AboitizPower – TATOY’S LABORATORY: LADY IN THE LEAD

“Tatoy. One would think that the nickname would belong to a man, but it’s mine,” jested Eleanor Batiquin, “I guess the not-so-effeminate nickname would come to signify me, a woman, carving out a space in a stereotypically male-dominated field.”

 

Eleanor, fondly called Tatoy by most, leads a team that handles some of the vital process areas of the 300-megawatt baseload power plant of AboitizPower subsidiary Therma South, Inc. (TSI). Tatoy’s day-to-day work revolves around ensuring that the operations of the chemical laboratory, water treatment, and wastewater treatment plants are running smoothly, efficiently, and responsibly.

 

Ensuring that these process areas are in optimal conditions is critical to providing reliable and responsibly-produced power to the Mindanao Grid. The quality of water impacts the quality of the generated steam which spins the turbines that produce the much-needed stable flow of energy for Mindanao. Similarly, making sure that the wastewater is handled and treated properly is crucial in keeping the environmental impact at a minimum.

 

Tatoy graduated with a degree in Chemical Engineering and has had more than a decade of experience in the manufacturing and power industry. Having an innate interest in science, she dove into the field with the ultimate goal of giving back.

LEADING LADY. Chemical Laboratory Supervisor Eleanor “Tatoy” Batiquin helps to release olive-ridley sea turtles that hatched along the coast of AboitizPower subsidiary Therma South, Inc.

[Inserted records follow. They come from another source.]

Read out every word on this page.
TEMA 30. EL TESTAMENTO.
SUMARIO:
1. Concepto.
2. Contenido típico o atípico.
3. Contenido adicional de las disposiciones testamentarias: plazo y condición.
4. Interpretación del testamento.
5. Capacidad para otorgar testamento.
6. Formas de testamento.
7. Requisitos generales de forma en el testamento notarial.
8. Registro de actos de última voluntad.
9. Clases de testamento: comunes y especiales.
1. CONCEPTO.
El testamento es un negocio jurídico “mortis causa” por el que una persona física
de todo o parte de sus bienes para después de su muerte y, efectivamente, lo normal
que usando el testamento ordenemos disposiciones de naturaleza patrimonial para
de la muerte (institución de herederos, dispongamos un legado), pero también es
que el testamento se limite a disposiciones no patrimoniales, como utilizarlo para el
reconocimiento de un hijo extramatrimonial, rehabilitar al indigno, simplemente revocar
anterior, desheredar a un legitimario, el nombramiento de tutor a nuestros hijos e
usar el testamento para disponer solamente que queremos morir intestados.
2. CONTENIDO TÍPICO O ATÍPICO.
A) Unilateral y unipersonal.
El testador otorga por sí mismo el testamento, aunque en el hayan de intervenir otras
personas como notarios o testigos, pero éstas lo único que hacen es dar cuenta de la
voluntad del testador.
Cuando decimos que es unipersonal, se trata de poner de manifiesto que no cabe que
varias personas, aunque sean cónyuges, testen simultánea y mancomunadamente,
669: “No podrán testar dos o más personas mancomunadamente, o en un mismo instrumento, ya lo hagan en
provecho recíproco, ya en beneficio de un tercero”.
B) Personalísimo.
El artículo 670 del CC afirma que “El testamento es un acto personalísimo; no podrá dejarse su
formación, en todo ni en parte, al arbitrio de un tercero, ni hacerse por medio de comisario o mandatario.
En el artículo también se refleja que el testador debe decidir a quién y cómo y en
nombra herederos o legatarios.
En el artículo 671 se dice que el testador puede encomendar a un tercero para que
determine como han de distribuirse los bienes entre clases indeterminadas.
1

“As a child, I was more inclined to the Sciences but wasn’t adept in Math. I wanted to challenge myself, so I took up Chemical Engineering. My ultimate goal is that in whatever field I’m in, I will be able to give back and be a part of the advancement of society,” Tatoy shared.

 

Tatoy shared that one of the best parts of being in the field she’s in is feeling empowered to do what she’s capable of and driving more balance to a traditionally male-dominated field. While global initiatives such as the sustainable development goals push for gender equality, studies show that women and girls lose interest and leave STEM at key points in their lives.

 

According to statistics from the Commission on Higher Education, just two in seven Filipino engineering students are female. Furthermore, only 36% of Science, Technology, Engineering, and Mathematics (STEM) graduates are female. 

 

“Sometimes, women feel like they have to put in more effort and assertiveness to gain credibility and value of work. It’s still a reality around the world and we need to change that,” Tatoy said.

 

The good news is that more and more organizations are breaking gender barriers and the Philippines has seen a lot of women leaders on the rise. 

 

“In the organization where I’m in now, my opportunities for growth are vast. Being a woman is not a hindrance at all to any growth. AboitizPower has always recognized talents and merit, not in terms of gender,” Tatoy shared.

 

As a team leader in her own right, Tatoy offered some advice to young girls who are interested to pursue a career in STEM but are hesitant to see it through because of gender barriers.

 

“Pursue what you are passionate about. Think of the contribution that you will make and this will fuel your desire to do more and excel in the STEM field. The contributions to society do not matter whether it comes from one gender or another,” Tatoy encouraged.

 

Wholly-owned AboitizPower subsidiary Therma South, Inc. (TSI) is the owner and operator of the 300-Megawatt Davao Baseload Power Plant located in Binugao, Toril, Davao City. TSI is certified in four ISO standards, namely Quality Management (ISO 9001:2015), Environmental Management (ISO 14001:2015), Occupational Health and Safety Management (ISO 45001:2018), and Asset Management System (ISO 55001:2014). Along with Therma Luzon, Inc. and Therma Visayas, Inc., the three primarily compose the Coal Business Unit of AboitizPower.